Police records reviewed by BuzzFeed News show that over several decades of living in North and South Carolina Dear was involved in a series of altercations with neighbors.

In 2002, in Walterboro, South Carolina, Dear was arrested on charges of being a “Peeping Tom” after a neighbor told police that he was hiding in her bushes and attempting to look into her home. Another neighbor had a restraining order issued against him after telling police that Dear was “making unwanted advancements.”

Neighbors in North Carolina told the Washington Post that his behavior appeared to get more aggressive in the year before he left, though those who interacted with him in Colorado said he was not known as a troublemaker or as an aggressive person in their community.

“There are weirder people out here, believe me,” said Gary Murr, 63, who lived about a mile up the road from Dear. “But they are the sort of weird that want to be left alone.”

Even among the small hamlets that dot this snowy patch of the Rocky Mountain, Hartsel is known as a lonely town.

“People come here to get away from other people, from government, from everything. They come here to be forgotten about,” said Murr, who ran into Dear along with Post on the Wednesday before the shooting. The men all own homes on a small stretch of flat land where five acre plots are sold for $3000-$6000 a lot with the promise that “you can’t hear your neighbors.”

“People come here for the quiet. They come here so that people don’t get into their business,” said Leslie Lewis, a 47-year-old mother of one who lives in the nearby town of Fairplay. “Even for those of us in the bigger town, like Fairplay, there is a joke about the folks in Hartsel being a little weird.”

At the Highline Café and Salon, where locals often gather for a beer and some burgers, a waiter said that Dear came in regularly for lunch.

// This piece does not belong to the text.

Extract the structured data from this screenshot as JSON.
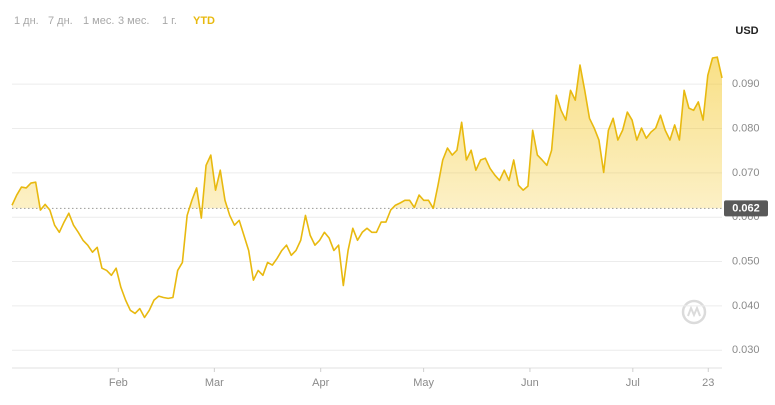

“He always had tea, and he would order food, usually a sandwich. He was always polite. Never aggressive or anything like that. But he was also not really social, just ate by himself and left,” said the waiter, who asked not to be named as he said he wasn’t comfortable with the media attention that had descended upon the small town in recent days. “We aren’t used to so much activity. Everyone wants to know what we know. But we don’t know much. He was really just a dude that kept to himself. He could have been anyone.”